Updated: Jan 27, 2020


Goats in the road, Kochi, India

I spent the flight relaxing my muscles and jiggling back and forth due to turbulence. It felt like the pilot had hit a washboard on a dirt road, and was refusing to back down. Judder judder. As the captain prepared for the final descent, and we all tightened our belts for a rough landing, the clouds parted and we steadied. Below me slept India.

It was 12am in the middle of June and a tiny amount of moonlight leaked through clouds high above us. The land below was dark and forested and undulating. The woods intermingled with lakes and waterways, the only part of the land that accepted the light of the moon; patches of silvery graphite in an otherwise black world.

As we drew closer, the cabin dimmed and my eyes adjusted to the night outside. I suddenly saw what looked like a cloud of fireflies: strewn throughout the forest were little bursts of yellow light, flickering and moving. It could have been a summer’s evening in Vermont, except for the hum of the plane and that everything was miniature.

I stared and stared, trying to work out what my eyes were conveying. It then made sense: these were homes, tucked into the woods. They were flickering due to me soaring above them, leaves and boughs blotting the lights out then revealing them again. But it still looked strange. I have landed in the dark before, I know what lights look like. There was something missing.

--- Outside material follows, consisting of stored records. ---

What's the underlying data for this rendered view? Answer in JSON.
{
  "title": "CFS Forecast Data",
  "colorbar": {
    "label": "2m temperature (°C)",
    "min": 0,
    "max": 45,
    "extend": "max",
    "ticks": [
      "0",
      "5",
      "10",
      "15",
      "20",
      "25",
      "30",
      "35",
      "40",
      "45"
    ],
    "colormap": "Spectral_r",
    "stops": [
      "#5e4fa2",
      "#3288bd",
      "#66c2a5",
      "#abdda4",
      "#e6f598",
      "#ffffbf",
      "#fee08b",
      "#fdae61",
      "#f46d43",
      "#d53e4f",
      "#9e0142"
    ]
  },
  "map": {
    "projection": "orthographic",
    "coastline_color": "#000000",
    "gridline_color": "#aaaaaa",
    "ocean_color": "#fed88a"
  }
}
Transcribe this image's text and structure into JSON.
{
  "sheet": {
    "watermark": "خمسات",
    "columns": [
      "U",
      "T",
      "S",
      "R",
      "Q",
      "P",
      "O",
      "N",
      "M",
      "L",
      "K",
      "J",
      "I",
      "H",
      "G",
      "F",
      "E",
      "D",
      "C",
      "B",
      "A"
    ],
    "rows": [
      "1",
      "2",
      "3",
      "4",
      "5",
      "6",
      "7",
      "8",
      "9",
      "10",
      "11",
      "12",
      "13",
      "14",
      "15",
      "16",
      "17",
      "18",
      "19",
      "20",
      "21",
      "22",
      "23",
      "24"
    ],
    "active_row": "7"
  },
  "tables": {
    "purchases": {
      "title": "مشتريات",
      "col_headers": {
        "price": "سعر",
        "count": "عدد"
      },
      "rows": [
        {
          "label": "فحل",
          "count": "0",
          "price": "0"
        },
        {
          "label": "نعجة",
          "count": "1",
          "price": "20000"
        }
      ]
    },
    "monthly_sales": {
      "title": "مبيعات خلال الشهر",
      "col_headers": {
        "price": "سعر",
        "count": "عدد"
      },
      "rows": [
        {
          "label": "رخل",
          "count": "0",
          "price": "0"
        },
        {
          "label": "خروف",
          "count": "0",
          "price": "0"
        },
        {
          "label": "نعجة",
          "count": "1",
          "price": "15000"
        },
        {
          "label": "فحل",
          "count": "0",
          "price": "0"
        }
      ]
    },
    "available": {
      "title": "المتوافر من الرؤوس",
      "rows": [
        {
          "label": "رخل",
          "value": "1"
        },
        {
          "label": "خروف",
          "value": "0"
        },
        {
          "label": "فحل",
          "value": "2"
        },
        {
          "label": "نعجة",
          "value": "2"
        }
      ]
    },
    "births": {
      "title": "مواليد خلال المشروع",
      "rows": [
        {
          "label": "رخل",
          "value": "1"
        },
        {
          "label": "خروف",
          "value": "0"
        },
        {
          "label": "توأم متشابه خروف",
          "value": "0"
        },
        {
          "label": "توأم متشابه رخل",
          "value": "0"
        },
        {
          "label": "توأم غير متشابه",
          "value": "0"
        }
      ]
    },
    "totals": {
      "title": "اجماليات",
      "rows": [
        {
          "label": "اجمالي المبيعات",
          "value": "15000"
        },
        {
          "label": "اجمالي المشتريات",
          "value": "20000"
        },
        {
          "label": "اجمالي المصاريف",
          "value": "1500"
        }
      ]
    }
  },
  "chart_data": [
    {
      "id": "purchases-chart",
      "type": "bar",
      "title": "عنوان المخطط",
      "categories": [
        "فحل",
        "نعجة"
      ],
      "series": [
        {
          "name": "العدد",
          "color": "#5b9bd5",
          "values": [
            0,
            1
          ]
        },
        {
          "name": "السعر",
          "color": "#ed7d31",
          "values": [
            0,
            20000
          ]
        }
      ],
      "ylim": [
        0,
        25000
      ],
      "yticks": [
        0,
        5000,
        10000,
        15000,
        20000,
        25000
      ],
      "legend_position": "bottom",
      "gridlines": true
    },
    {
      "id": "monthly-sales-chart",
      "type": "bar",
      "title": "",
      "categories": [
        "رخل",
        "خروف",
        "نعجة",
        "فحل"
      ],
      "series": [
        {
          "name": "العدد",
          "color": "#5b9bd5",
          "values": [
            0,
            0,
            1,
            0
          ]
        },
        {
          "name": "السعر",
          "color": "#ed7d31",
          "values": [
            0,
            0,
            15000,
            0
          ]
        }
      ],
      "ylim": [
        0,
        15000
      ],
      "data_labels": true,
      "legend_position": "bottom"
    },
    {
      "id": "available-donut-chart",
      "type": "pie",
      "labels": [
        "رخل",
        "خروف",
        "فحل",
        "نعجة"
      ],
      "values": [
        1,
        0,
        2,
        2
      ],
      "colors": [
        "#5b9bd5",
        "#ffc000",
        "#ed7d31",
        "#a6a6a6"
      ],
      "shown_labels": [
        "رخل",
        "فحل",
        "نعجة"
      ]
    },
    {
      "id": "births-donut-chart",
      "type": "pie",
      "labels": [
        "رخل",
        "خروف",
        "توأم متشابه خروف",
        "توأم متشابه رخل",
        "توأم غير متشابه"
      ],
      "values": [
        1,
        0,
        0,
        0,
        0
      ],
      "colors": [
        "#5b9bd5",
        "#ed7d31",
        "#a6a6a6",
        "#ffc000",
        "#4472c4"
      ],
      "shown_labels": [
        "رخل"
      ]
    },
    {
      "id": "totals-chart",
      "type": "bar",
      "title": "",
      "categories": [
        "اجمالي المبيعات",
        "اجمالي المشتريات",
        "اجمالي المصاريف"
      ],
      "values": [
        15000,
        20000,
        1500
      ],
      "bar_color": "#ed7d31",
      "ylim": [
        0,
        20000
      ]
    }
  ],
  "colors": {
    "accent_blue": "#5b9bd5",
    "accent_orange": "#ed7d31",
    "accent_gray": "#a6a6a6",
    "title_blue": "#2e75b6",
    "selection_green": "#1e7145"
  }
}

With a start, I realised there were no roads, at least not visible. No street lights, no careful lines of public illumination. The calm of it appealed to me: sleeping houses and trees and waterways. It was also a reminder that we were landing in the least economically developed nation yet in our journey. Street lamps are a useful indicator of a country’s growth. Here, the lack of lights is an beacon of information, telling the world that India has grown faster than the government can manage, that it is a country where 2% of people pay taxes and whose economy is nestled between France and Italy by size even while being the second most populous nation in the world. There are more children in poverty than in all of Africa. It is also fourth on the list of countries with the most billionaires.

It was beautiful, peaceful and thrilling, from the air. On foot, it would be intimidating, disorienting and unsafe, at least until we gained our sea legs (albeit on land).

Then, as we neared the airport two roads of lights appeared, and then the runway. Sitting back into my seat, I wondered if the captain appreciated the darkness as it helped guide our plane towards the only light available. And then we touched down with the soft bump of tarmac, and disembarked into our new home.